Le terme péché est pratiquement un mot étranger aujourd’hui et quand ce n’est pas le cas c’est un mot à la mode. Ayant été élevé dans une foi catholique stricte, le péché était quelque chose d’horrible et donc de très pesant dans mon enfance. Etant donné que pratiquement tout ce qui semble totalement naturel de nos jours était considéré comme un péché, je devais régulièrement alléger ma conscience au confessionnal avant de faire amende honorable, à savoir réciter x Notre Père. Seul problème: la période sans péché ne durait pas longtemps. Dès le retour de l’église, j’avais déjà péché de nouveau; par exemple en giflant le vilain Kurt qui avait dévissé la sonnette de mon vélo. Ou la jolie Sybille chez le glacier dont j’étais follement amoureux: les seules pensées constituaient déjà un péché à l’époque. Le Seigneur voit tout comme le disait ma mère. Et c’est ainsi que le jeu du péché et de l’expiation recommençait sans cesse.
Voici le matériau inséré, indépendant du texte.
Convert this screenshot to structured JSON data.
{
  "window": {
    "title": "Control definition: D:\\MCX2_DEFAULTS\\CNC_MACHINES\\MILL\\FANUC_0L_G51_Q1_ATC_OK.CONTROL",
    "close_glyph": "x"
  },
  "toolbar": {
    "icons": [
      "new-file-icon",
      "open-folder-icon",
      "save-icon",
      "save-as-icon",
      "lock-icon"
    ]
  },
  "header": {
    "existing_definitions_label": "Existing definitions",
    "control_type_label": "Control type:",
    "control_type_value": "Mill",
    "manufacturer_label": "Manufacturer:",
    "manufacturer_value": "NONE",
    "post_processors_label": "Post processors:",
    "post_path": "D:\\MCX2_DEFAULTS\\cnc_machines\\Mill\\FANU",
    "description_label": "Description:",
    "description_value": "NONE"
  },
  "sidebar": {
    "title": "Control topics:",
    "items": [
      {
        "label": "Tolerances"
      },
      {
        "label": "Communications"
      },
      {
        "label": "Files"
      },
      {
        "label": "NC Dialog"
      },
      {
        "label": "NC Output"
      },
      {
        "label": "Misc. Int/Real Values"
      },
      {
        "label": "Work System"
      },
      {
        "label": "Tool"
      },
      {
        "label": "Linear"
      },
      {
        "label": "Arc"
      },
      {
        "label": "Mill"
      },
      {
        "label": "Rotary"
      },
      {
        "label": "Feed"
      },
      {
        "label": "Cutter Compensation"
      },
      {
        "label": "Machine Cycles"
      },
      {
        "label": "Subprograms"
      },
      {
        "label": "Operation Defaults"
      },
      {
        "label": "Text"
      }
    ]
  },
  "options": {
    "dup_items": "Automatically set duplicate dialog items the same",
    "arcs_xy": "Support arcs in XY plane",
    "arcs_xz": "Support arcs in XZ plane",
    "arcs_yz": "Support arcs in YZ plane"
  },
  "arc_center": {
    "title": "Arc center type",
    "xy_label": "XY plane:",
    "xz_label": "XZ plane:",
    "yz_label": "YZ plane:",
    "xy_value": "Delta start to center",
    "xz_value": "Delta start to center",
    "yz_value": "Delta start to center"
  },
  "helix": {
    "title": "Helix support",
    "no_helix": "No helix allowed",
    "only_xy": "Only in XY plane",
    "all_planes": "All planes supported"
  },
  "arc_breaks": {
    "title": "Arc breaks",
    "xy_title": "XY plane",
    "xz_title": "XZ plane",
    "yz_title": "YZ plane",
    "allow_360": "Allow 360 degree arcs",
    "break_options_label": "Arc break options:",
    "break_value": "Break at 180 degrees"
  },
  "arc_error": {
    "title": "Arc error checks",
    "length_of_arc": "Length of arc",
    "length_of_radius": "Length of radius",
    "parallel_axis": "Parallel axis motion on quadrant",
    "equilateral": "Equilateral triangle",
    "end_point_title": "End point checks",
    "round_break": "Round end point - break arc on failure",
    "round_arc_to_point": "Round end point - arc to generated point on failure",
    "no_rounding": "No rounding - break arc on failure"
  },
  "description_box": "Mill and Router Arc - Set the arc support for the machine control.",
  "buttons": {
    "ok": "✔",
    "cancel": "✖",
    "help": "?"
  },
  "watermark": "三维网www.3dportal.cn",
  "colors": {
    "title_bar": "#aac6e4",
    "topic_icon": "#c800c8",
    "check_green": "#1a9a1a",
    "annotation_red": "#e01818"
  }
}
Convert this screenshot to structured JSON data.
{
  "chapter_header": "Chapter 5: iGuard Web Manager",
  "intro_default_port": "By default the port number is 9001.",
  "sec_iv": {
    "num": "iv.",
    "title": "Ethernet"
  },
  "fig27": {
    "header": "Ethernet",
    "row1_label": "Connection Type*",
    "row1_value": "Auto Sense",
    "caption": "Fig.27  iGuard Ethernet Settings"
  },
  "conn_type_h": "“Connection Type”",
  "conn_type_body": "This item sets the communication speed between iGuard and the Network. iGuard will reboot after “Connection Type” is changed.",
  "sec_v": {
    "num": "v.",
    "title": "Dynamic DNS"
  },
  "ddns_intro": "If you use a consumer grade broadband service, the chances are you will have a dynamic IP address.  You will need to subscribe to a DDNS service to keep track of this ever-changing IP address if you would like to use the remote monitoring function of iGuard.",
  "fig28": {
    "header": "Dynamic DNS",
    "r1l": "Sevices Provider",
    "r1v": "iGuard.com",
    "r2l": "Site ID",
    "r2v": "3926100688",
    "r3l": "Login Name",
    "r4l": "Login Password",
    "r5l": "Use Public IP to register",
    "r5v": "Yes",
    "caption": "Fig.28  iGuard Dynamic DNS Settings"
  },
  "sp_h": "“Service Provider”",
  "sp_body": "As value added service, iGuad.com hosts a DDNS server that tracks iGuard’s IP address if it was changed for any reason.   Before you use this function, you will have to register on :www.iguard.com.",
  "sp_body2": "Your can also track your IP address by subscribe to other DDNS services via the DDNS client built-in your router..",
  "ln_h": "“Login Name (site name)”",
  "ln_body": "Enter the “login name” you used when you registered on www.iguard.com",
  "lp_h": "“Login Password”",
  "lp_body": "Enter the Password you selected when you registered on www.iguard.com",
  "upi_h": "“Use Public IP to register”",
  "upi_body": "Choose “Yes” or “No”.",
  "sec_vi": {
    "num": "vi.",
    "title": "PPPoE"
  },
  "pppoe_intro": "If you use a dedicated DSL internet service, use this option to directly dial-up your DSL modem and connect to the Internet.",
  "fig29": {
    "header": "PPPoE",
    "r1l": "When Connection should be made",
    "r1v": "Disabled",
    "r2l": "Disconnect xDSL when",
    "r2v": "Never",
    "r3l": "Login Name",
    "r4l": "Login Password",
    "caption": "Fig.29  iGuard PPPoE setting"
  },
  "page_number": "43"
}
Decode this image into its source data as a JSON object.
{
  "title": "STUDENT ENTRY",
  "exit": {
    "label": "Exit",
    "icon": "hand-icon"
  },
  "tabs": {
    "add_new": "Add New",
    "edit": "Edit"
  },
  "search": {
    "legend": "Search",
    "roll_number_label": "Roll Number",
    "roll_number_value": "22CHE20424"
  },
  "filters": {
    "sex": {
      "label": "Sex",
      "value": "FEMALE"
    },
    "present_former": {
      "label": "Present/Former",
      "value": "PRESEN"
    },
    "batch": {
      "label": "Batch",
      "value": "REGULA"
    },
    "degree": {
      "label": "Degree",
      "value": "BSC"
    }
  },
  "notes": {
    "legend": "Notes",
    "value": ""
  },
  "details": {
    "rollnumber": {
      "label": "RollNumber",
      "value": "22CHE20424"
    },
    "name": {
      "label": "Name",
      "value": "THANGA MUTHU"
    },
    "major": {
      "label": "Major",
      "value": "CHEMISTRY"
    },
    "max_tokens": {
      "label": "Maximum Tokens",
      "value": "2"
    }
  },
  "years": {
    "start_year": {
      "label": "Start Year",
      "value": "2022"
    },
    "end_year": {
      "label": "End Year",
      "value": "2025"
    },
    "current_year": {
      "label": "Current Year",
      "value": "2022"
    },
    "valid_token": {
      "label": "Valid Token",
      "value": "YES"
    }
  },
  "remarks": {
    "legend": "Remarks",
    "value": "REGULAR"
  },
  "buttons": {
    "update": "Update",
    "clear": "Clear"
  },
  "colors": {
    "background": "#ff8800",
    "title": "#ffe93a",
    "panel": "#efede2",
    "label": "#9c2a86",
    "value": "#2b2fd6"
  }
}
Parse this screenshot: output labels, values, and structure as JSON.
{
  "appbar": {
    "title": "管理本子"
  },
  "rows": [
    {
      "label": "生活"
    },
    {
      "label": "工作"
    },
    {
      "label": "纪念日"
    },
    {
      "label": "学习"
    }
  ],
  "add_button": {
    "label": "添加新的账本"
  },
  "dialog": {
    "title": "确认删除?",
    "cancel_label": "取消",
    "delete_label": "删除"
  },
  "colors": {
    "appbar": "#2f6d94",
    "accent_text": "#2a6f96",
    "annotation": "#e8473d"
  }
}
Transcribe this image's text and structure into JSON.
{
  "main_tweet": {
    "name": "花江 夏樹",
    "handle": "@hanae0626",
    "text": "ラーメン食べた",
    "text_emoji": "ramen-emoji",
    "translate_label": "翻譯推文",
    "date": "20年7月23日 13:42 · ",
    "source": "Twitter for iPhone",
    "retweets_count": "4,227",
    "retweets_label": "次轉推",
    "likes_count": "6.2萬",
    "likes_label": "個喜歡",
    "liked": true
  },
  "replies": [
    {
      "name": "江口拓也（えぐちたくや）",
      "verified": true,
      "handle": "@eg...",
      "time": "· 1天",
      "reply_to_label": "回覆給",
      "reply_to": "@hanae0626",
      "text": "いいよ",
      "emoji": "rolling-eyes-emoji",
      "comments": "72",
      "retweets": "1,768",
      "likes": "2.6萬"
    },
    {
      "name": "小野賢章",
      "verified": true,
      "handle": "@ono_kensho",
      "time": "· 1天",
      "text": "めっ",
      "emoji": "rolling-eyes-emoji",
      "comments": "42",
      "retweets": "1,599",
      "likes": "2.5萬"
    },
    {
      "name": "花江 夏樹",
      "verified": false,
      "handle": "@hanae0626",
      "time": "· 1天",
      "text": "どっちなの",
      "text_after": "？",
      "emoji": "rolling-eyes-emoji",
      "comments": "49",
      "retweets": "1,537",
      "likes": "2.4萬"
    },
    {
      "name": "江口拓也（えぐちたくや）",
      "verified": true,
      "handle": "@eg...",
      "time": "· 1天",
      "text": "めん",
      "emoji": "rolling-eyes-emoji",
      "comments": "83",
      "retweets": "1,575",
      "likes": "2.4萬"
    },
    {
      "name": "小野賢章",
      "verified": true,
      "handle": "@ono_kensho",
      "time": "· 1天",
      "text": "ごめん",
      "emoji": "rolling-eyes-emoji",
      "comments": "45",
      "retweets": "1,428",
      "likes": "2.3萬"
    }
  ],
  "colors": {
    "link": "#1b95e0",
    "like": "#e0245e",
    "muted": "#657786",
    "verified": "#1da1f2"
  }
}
Fiodor Dostoïevski a publié l’un de ses romans les plus connus en 1866. Il y est question de l’étudiant extrêmement doué Raskolnikov qui se sent supérieur aux autres et qui va jusqu’à distinguer les personnes ordinaires et les personnes extraordinaires, celles qui méritent ou non de vivre. Il commet ainsi un double meurtre sans éprouver de culpabilité particulière pour son crime. Le sentiment de culpabilité ne viendra que bien plus tard après s’être rendu à la police et avoir été condamné à huit ans de travaux forcés en Sibérie. Le péché ou la faute sont en tout cas plus contemporains que jamais. Je ne parle pas de la faute de mon enfance et de ma prime jeunesse dont on pouvait se sentir lavé au moins quelques instants, celle-ci fait depuis longtemps partie du quotidien. Entre-temps, la conscience se charge de toute façon de régler ce que le curé arrangeait prétendument autrefois. Je veux parler de cette faute que la dette publique qui échappe de plus en plus à tout contrôle. Là aussi, il semblerait que tout ce qui était autrefois considéré comme un péché ne l’est plus aujourd’hui. Lorsqu’ils ont créé l’euro, les Européens avaient à l’esprit une part maximale des dettes publiques de 60% et des déficits publics n’excédant pas 3% du PIB. Ceux qui ne respectaient pas ces plafonds étaient considérés comme des pécheurs et mettaient en danger le pacte de stabilité institué sur ces bases. Si les critères jugés infranchissables à la création de la zone euro s’appliquaient encore un tant soit peu, on parlerait désormais de péché mortel.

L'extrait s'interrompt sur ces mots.